AI can make a first product release dramatically more useful. It can also hide weak product scope behind an impressive demonstration.

The central question is not whether a model can perform the task once. It is whether the product can deliver enough value, consistency, control, and operational visibility for real users to depend on it.

Start with the user decision or task

Describe the job without naming a model:

  • Find the relevant policy across a large knowledge base.
  • Turn an unstructured request into a draft case record.
  • Identify which support requests need specialist attention.
  • Summarise a long history before a human decision.
  • Suggest the next action in a repeatable workflow.

Then define what changes if the task becomes faster or easier. Does it reduce handling time, improve consistency, increase conversion, or unlock a new customer experience? If the benefit is vague, AI is likely being used as positioning rather than product capability.

Evaluate the cost of being wrong

AI features should be designed around failure cost.

Low-cost errors can be corrected by the user before anything consequential happens. High-cost errors can affect money, access, health, compliance, reputation, or irreversible operations.

For higher-cost tasks, the first release should narrow the model’s authority:

  • provide suggestions rather than execute decisions;
  • require human confirmation;
  • show sources and uncertainty;
  • restrict actions and accessible data;
  • use deterministic validation around model output;
  • log the input, output, model, and resulting action appropriately.

The product design should make the review step clear and efficient. A human-in-the-loop label is not enough if the interface encourages automatic acceptance.

Create an evaluation set before choosing a model

A polished prompt demo is not an evaluation strategy.

Collect representative examples of the task, including difficult and undesirable cases. Define what a good response must contain, what it must not do, and which failures require immediate rejection.

Your evaluation may include:

  • factual correctness;
  • grounded use of approved sources;
  • completeness of required fields;
  • refusal and escalation behaviour;
  • tone and format;
  • latency;
  • cost per successful task;
  • agreement with expert reviewers.

Use the evaluation set to compare the AI workflow against the current human or rule-based baseline. The goal is not a universal intelligence score. It is evidence that this specific product task is improving.

Design the non-AI path

Models will be unavailable, slow, uncertain, or wrong.

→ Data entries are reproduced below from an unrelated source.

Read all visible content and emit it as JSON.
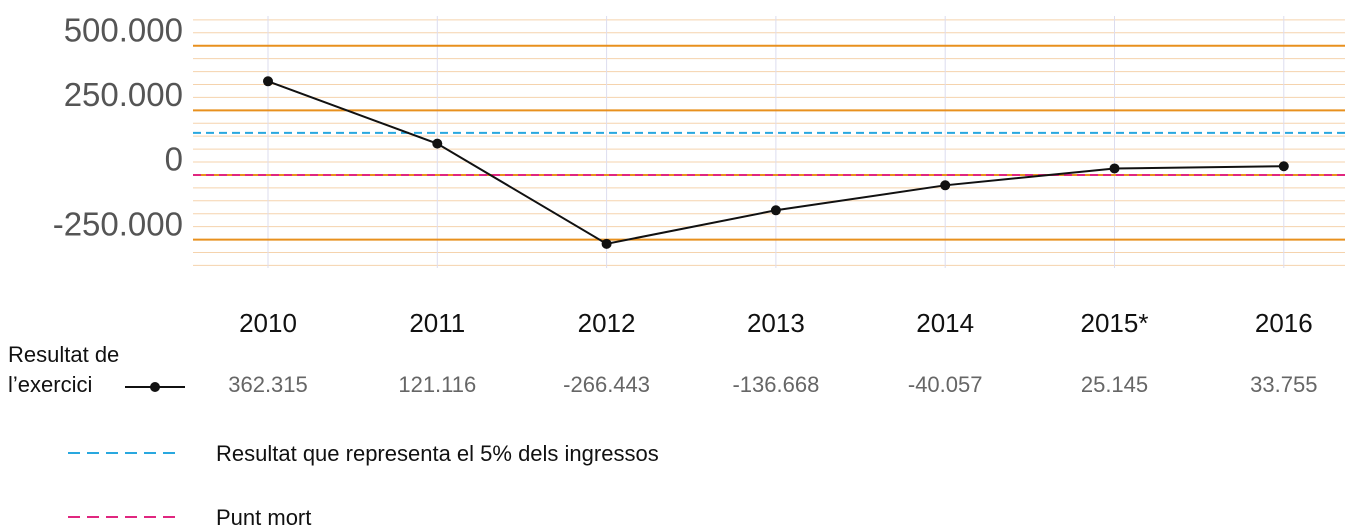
{
  "chart_data": {
    "type": "line",
    "categories": [
      "2010",
      "2011",
      "2012",
      "2013",
      "2014",
      "2015*",
      "2016"
    ],
    "series": [
      {
        "name": "Resultat de l’exercici",
        "color": "#111111",
        "values": [
          362315,
          121116,
          -266443,
          -136668,
          -40057,
          25145,
          33755
        ],
        "value_labels": [
          "362.315",
          "121.116",
          "-266.443",
          "-136.668",
          "-40.057",
          "25.145",
          "33.755"
        ]
      }
    ],
    "ylim": [
      -360000,
      615000
    ],
    "yticks": [
      {
        "value": -250000,
        "label": "-250.000"
      },
      0,
      {
        "value": 250000,
        "label": "250.000"
      },
      {
        "value": 500000,
        "label": "500.000"
      }
    ],
    "minor_yticks": [
      -350000,
      -300000,
      -200000,
      -150000,
      -100000,
      -50000,
      50000,
      100000,
      150000,
      200000,
      300000,
      350000,
      400000,
      450000,
      550000,
      600000
    ],
    "grid_color": "#e8901e",
    "minor_grid_color": "#f5d3ad",
    "reference_lines": [
      {
        "name": "Resultat que representa el 5% dels ingressos",
        "value": 163000,
        "color": "#29a8df"
      },
      {
        "name": "Punt mort",
        "value": 0,
        "color": "#e0267f"
      }
    ]
  }
}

The product needs a useful response.

Depending on the workflow, that may be:

  • standard search results;
  • a saved draft for later review;
  • a deterministic form;
  • escalation to a person;
  • a clear message that the task could not be completed;
  • the previous approved output rather than a new generation.

If the product becomes unusable whenever the model fails, the AI component has been given more responsibility than the operating model can support.

Keep data boundaries explicit

Document what information reaches the model provider, where prompts and outputs are stored, how long data is retained, who can access logs, and whether customer content can be used for provider training.

Use the organisation’s approved accounts and keys. Separate development and production data. Remove information the task does not require. Apply normal access controls before content reaches retrieval or generation; the model should not become a way around product permissions.

Regulated and sensitive environments may require self-hosted models or providers with specific contractual controls. That is an architecture and governance decision, not only a model-selection preference.

Budget for the whole workflow

Model tokens are only part of cost. Include:

  • document preparation and indexing;
  • retrieval and storage;
  • evaluation runs;
  • monitoring and review;
  • retries and fallback models;
  • human verification;
  • support when outputs confuse users;
  • engineering work as model behaviour changes.

Measure cost per useful completed task, not cost per API call. A cheap model that creates more manual correction may be the expensive option.

Decide what belongs in the MVP

An AI feature belongs in the first release when:

  1. It is central to the product’s value hypothesis.
  2. Representative evaluation data can be assembled.
  3. Failure cost can be controlled through product design.
  4. A fallback or escalation path exists.
  5. Data use is understood and approved.
  6. Quality, latency, and cost can be observed after launch.

If these conditions are not met, the first release can still test the workflow manually or use AI internally behind controlled operations. That produces evidence without placing uncertain automation directly in the customer’s critical path.

Treat the model as an evolving dependency

Models, pricing, policies, and behaviour change. Store model configuration explicitly, maintain evaluations, monitor production examples, and make it possible to change providers or versions without redesigning the entire product.

AI creates leverage when it is part of a well-designed system. The first release should prove that system, not merely prove that a model can generate a convincing answer.